Johnny Knoxville called in to promote the upcoming season of “Nitro Circus” and Howard asked him about the catheter he has to shove up his penis twice daily. Johnny explained it was to prevent an old injury to his urethra from becoming permanent: “To make sure [scar tissue] won’t constrict and make it so the hole won’t go open.” Johnny laughed that his doctor recently told him good news and bad news: he doesn’t need surgery, but he’ll have to keep plumbing his urethra twice daily for the next two years.

Johnny went on to describe the procedure in which they put a camera up his penis: “They put something in your urethra to numb your penis and then shove a tube up it.” A pencil-width camera then goes up the tube. Gary asked Johnny to rate the pain on a scale of 1-10, so Johnny replied that the localized anesthetic was key: “It’s about a 2 or a 3, but the thought of a camera being up there is an 11.”

JOHNNY KNOXVILLE ON HIS PEERS

On Steve-O’s turn as a “Dancing with the Stars” contestant: “He’s battling an injury, sobriety and two left feet.”

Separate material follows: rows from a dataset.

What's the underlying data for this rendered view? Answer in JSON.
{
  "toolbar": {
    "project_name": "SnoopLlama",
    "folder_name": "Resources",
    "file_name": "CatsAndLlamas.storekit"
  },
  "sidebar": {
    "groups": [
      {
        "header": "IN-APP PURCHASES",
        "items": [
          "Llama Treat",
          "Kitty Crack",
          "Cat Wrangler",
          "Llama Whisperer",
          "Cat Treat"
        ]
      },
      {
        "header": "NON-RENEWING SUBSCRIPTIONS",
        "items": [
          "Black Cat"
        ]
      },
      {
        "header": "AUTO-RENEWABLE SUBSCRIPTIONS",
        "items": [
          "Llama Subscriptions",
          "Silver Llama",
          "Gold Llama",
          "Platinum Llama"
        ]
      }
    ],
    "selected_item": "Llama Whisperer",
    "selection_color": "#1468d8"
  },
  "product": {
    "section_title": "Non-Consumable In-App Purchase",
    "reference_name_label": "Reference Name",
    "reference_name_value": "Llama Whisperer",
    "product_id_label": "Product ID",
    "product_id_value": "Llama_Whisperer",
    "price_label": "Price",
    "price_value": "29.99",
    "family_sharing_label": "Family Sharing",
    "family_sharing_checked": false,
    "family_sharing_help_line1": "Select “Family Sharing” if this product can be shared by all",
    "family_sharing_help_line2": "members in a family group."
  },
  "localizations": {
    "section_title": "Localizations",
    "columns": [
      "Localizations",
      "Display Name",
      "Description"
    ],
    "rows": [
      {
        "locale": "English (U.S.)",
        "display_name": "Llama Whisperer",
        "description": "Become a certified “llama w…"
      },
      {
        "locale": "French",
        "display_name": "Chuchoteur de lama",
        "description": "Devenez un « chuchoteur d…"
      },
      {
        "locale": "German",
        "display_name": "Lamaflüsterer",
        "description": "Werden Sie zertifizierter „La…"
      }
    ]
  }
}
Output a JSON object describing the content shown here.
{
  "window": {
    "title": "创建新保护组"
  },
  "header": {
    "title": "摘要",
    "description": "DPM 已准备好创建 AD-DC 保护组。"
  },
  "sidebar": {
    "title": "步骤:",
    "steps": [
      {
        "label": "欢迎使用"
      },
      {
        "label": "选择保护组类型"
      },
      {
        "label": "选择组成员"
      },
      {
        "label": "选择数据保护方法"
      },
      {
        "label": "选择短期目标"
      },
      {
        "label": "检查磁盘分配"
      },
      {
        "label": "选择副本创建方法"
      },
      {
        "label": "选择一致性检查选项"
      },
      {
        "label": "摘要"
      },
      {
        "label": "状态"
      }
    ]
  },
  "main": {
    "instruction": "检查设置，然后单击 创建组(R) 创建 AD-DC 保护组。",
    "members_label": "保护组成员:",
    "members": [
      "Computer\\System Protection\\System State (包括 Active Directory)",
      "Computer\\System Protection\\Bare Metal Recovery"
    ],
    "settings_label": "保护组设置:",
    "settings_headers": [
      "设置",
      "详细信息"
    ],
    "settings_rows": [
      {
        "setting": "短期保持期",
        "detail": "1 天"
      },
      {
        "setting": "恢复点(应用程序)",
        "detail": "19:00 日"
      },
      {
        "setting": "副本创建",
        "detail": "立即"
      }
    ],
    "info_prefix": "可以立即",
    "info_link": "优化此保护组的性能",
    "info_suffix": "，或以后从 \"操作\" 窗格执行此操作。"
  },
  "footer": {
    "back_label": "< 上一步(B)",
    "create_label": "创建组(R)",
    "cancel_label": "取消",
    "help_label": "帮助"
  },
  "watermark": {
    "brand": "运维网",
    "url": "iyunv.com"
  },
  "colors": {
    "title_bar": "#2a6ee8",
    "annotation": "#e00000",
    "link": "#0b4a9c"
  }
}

On the scariest stunt ever performed by “Nitro Circus” star/extreme athlete Travis Pastrana: “I get frightened when Travis jumps out of an airplane without a parachute.”

THE GOSSIP GAME

Howard got Mike Walker from The National Enquirer on the line, as he does every Thursday, to play The Gossip Game, in which Mike reads four gossip items – three (allegedly) true, one false – and the crew has to pick the fake. This week’s stories:
1. After a successful “Oprah” episode that featured vibrator talk, Oprah has begged her writers to come up with more sexy episode ideas.
2. Heather Locklear refused to talk with Denise Richards outside a Hollywood eatery.
3. Matthew Perry is upset that Zac Efron is getting more prominent position in posters and promotional material for “17 Again.”
4. Joe Jonas tried to wear a t-shirt out of a store, but forgot to take the alarm-triggering tag off and inadvertently attracted some unwanted attention from nearby fans.
Howard and Artie picked the Oprah item and Fred went with the Zac Efron story – only Robin correctly singled out the Joe Jonas item as the fake.
Howard mocked Gary’s scheduled appearance at Adelphi University
Howard said he planned to watch “Marley & Me” this weekend.
Johnny Knoxville briefly discussed his documentary about Jesco “The Dancing Outlaw” White
Artie told Johnny that “Nitro Circus” was f’ing great.
Ross “The Intern” Matthews noted that he was from Mount Vernon, Washington.
Fred referenced “Pulp Fiction.”
Howard laughed that the Craiglist Killer once dressed up as a mammogram machine for Halloween.
The crew wished Bubba the Love Sponge a happy 43rd birthday.